Money Huntin' at SL Playground usez my own proprietary system that is sort of similar It iz built from a com system scripts I inherited from my predecssor (Antagonistic Protagonist) and has been in SL 4 quite awhile.

Itz kool 2 see other people doing stuff like that tho.

Is it possible to make the current player or person useing the game the owner?
But then that is the person who is hacking isn't it? Or was this done outside of the game somewhere. Like from a distance.
They could do the same with vendors then I would think. I dunno though because I never bothered with that type of scripting.

In the case of the chair, the hacker I saw was sitting in it. And the object "slot machine" was talking to the object "chair" To raise the amount. With no owner being there.

I have been surprised a lot lately. But I would think that people would have learned from way way back when a predominent early Casino got hacked.

And also, fear if you have ANY objects with mod rights then.. drop security hack in your open sourced modable table and boom, system hacked.

They have to have written this into the code....everybody uses it...

The "only truely secure multiplayer games in SL"?

How rudely arrogant.

Actually, Its not for sale. I'm just putting out a warning to the game developers in SL. I apologize if I gave the impresion that I was trying to sell something. I was just giving ideas out.

Call me a cynic, but I'm having trouble buying this. I don't know Slingo or Quintzee very well, but what information is worth hacking on a Tringo game?

Honestly, all the pertinanent info is displayed. It's not like poker where there is private info. There is no reason for Tringo to even use encryption to communicate with the cards.

And as for money chairs, I would think that most money chairs are self enclosed objects that don't listen to anything.

Most chairs are yeah.
But some that give a high payout will talk to slots that the campers play. For a prize you get an increase in the L$ per minutes.
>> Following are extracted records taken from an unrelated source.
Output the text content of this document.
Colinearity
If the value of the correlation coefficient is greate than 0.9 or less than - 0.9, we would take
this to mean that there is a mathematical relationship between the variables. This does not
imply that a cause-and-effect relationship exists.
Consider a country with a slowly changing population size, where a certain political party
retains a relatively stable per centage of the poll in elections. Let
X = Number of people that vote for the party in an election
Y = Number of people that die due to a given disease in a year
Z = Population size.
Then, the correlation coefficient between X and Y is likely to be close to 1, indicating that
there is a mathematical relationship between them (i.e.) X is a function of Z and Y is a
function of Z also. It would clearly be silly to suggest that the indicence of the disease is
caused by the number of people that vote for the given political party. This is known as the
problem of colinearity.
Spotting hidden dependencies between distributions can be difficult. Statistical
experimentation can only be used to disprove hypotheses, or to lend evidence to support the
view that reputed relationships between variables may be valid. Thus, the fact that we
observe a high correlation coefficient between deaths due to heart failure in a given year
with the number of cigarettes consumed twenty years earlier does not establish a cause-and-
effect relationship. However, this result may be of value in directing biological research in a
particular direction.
Things of that sort.

I may be misunderstanding you, but distributing items with full permissions does not make you susceptible to this kind of hacking if you are checking for the owner of the object as I described above.

The only way another person could make it seem like your objects were communicating is by editing objects owned by you. This could happen if the object had full permissions and was being shared with a group or by someobody on your friends list who you had granted modify permissions.

What you are describing would work if you were comparing creators, but there is no llGetCreatorKey() so that is not possible.

The fact the games that use public chat channels for communictation are a risk is not new news. This has been true since the begining of SL.

No. In Tringo, Slingo, and Quintzee the players cards are owned by the person who owns the setup, not by the player.

Ah I see. Cool.

Nope, nope.. your right. Not enough coffee. Owner != Creator. My bad.

*Alondria goes and makes some coffee*

Scripts in SecondLife are not safe from crackers, period.

Even your current Casino game implementation can be rather easily cracked with enough time, dedication, and lack of anything better to do.

SecondLife is not a secure enviroment. If your method of generating profit depends on scripts that communicate in a manner that must not be cracked or eavesdropped to, or if your script's source itself must not be viewed by anyone but you, then your security is flawed, and you will just need to take into account that your system will be eventualy cracked and abused in one way or another.

Making a harder shell isnt going to stop it - at most, it will just delay it.

A smarter tactic would be to anticipate abuse and trying to work a system for coping or working with it.